There is a controversy raging around the world over the distribution by Reuters of doctored photographs from Lebanon which exaggerate the damage done to Beirut by Israel's bombing strikes against Hizbullah targets.
This storm has now extended to allegations that many other photographs distributed by agencies have been deliberately faked or staged for effect while others still have been incorrectly labeled — again to achieve greater effect in the propaganda part of the ongoing conflict. The staging includes the choreographing of bodies being unearthed and directions being given to emergency workers to place them in such a way as to emphasize the death and suffering in the war in Lebanon.
Heaven knows that war is bad enough but things have reached the positively ghoulish stage when, for propaganda purposes, dead children are used as props for photographs or when a rescue worker is shown in one picture walking around in the same rubble in which he was previously shown lying prone and described as a "dead body".
[BEWARE, IT'S MY TURN TO GET GHOULISH NOW!]
Most of our local newspapers have, for some reason, shied away from the controversy but Melbourne Age reporter Ed O'Loughlin has managed to get in on the "dead men walking" act - this time to revive one of the jazz world's greatest icons in his story entitled "TEMPLE SURVIVED QUAKES, BUT CAN IT SURVIVE THE WAR?".
O'Loughlin was writing about the Baalbek festival, which "was to start on July 13 with shows by Deep Purple and Dizzy Gillespie and an opening-night comeback performance by legendary Lebanese diva Fairouz."
Sadly, although it was the war that put an end to this year's Baalbek festival, natural causes took care of Dizzy years ago. Gillespie, who would have turned 89 in October this year, passed away on 6 January 1993 and was therefore not available to attend the festival in person. Indeed, had he appeared on stage, his comeback would have clearly overshadowed that of Ms. Fairouz.

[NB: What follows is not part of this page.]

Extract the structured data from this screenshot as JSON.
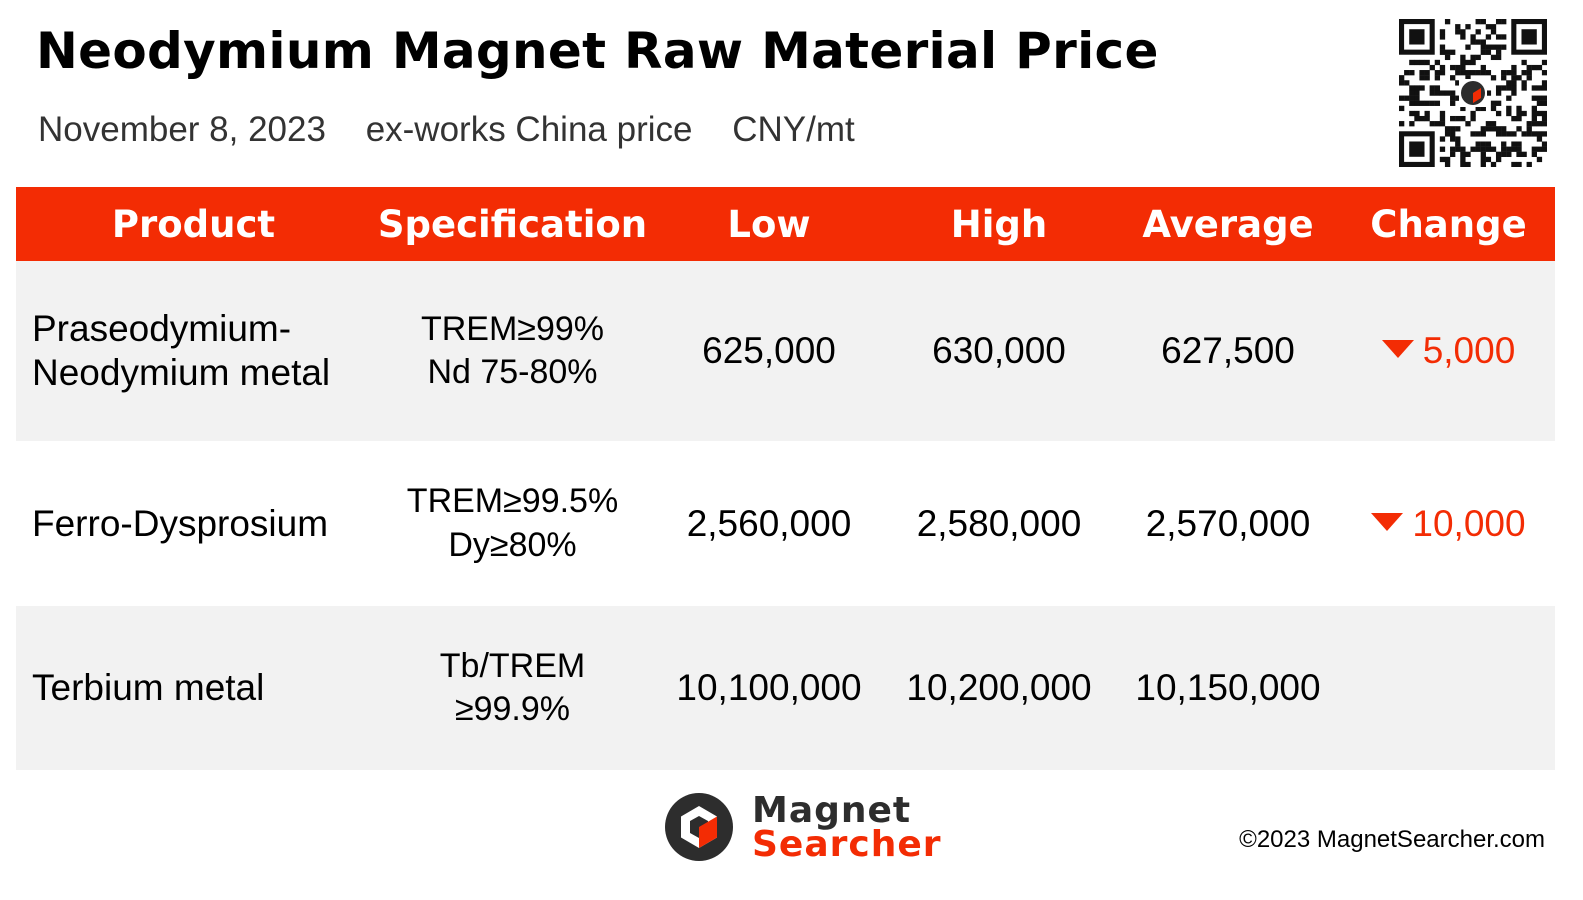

It's comforting to know therefore, that the ubiquitous former Reuters photographer Adnan Hajj would almost certainly have been on hand and ready to give the task of putting the legendary trumpeter back into the picture his best shot.
As for O'Loughlin, his Fairfax biop, once described him as "lazy" which probably accounts for his lousy skills in the area of research of which this recent gaffe is just one of many examples at his newspaper.